Rohm Ilonka, Sattler Sandra, Atiskova Yevgeniya, Kretzschmar Daniel, Pistulli Rudin, Franz Marcus, Jung Christian, Mall Gita, Kronert Thomas, Schulze Paul C, Yilmaz Atilla
Clin Lab. 2016 Dec 1;62(12):2293-2303. doi: 10.7754/Clin.Lab.2016.160517.
Atherosclerosis is an inflammatory disease of the vessel wall promoted by different immune cells and inflammatory mediators.
In this study, 26 human plaques and 12 control vessels without atherosclerosis were immunohistochemically stained to analyze the emergence of mast cells dependent on plaque morphology and to correlate mast cell occurrence with the emergence of myeloid as well as plasmacytoid dendritic cells. Also, mast cell emergence was correlated with the number of pro-inflammatory T cells. For this, plaques were classified as stable or unstable according to established histological criteria.

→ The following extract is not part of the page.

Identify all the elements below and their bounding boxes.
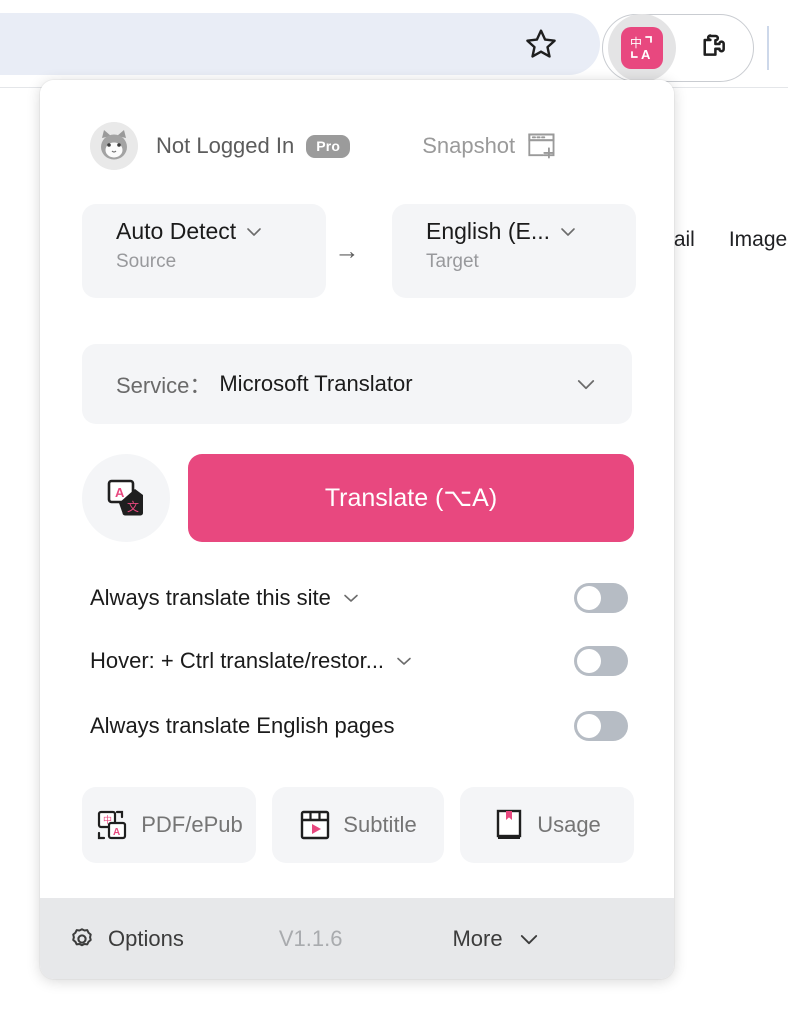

As expected, atherosclerotic lesions showed significantly higher numbers of tryptase+, chymase+, and cathepsin G+ mast cells compared to control vessels, particularly in lesions with unstable morphology. As a novel finding, we detected significant correlations between mast cells and myeloid dendritic cells (fascin, CD83, r > 0.3, p < 0.01), but not plasmacytoid dendritic cells (CD123, CD304). Also, we observed significant correlations of mast cells and different subgroups of pro-inflammatory T cells (CD3, CD8, CD161, CD25; r > 0.35, p < 0.05).

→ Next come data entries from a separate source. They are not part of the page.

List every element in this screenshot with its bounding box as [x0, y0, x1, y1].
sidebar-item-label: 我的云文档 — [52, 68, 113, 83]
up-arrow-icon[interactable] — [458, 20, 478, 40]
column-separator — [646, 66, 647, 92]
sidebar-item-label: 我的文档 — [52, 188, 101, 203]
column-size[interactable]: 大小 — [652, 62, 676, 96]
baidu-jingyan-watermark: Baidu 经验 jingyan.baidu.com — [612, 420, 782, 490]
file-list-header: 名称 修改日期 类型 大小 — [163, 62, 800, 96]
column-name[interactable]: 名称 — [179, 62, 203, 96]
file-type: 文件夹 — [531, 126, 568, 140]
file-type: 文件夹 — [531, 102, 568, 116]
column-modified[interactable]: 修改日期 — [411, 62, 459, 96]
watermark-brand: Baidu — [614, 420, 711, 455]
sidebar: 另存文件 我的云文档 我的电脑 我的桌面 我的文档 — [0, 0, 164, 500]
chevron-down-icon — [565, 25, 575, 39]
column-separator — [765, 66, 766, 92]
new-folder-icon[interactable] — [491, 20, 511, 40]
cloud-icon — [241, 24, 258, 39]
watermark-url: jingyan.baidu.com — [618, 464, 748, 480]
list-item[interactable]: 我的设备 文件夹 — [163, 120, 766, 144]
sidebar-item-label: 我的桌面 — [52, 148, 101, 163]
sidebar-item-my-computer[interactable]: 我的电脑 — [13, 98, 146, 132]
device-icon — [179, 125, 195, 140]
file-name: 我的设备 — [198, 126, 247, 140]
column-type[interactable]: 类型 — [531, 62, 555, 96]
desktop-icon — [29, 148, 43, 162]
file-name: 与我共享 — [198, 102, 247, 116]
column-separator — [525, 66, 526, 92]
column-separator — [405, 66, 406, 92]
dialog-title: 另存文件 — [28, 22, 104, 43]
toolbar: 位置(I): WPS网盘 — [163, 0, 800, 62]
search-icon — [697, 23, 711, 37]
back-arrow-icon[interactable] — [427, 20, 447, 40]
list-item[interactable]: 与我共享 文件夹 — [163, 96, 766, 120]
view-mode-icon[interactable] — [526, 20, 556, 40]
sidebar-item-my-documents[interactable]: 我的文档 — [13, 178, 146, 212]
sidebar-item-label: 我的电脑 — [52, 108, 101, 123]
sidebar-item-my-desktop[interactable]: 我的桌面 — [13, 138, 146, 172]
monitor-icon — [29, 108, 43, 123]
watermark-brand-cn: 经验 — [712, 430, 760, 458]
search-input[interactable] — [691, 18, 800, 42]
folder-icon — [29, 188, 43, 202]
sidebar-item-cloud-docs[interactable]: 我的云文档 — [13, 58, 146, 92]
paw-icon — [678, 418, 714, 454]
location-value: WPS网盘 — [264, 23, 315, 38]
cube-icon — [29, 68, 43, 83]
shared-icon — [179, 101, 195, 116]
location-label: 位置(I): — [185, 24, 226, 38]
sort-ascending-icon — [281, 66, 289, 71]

Overall, the higher number of mast cells in plaques, particularly with unstable morphology, suggests that mast cells might be involved in the progression of atherosclerosis. The correlation of mast cells with other immune cells that are pivotal in atherogenesis, e.g., myeloid dendritic cells and pro-inflammatory T cells, also suggests an interplay leading to plaque destabilization. Therefore, modulating local mast cell function and invasion into the plaque might be a therapeutic tool for plaque stabilization.
动脉粥样硬化是一种血管壁炎症性疾病,由不同的免疫细胞和炎症介质促成。
在本研究中,对26个人类斑块和12个无动脉粥样硬化的对照血管进行免疫组织化学染色,以分析依赖于斑块形态的肥大细胞出现情况,并将肥大细胞的出现与髓样及浆细胞样树突状细胞的出现相关联。此外,肥大细胞的出现与促炎性T细胞数量相关。为此,根据既定的组织学标准将斑块分类为稳定或不稳定。
正如预期的那样,与对照血管相比,动脉粥样硬化病变显示出明显更多的色氨酸酶阳性、糜蛋白酶阳性和组织蛋白酶G阳性肥大细胞,特别是在形态不稳定的病变中。作为一项新发现,我们检测到肥大细胞与髓样树突状细胞(肌动蛋白、CD83,r>0.3,p<0.01)之间存在显著相关性,但与浆细胞样树突状细胞(CD123、CD304)无相关性。此外,我们观察到肥大细胞与促炎性T细胞的不同亚组(CD3、CD8、CD161、CD25;r>0.35,p<0.05)之间存在显著相关性。
总体而言,斑块中肥大细胞数量较多,特别是形态不稳定的斑块,表明肥大细胞可能参与动脉粥样硬化的进展。肥大细胞与动脉粥样硬化发生过程中起关键作用的其他免疫细胞(如髓样树突状细胞和促炎性T细胞)之间的相关性也表明存在导致斑块不稳定的相互作用。因此,调节局部肥大细胞功能并使其侵入斑块可能是稳定斑块的一种治疗手段。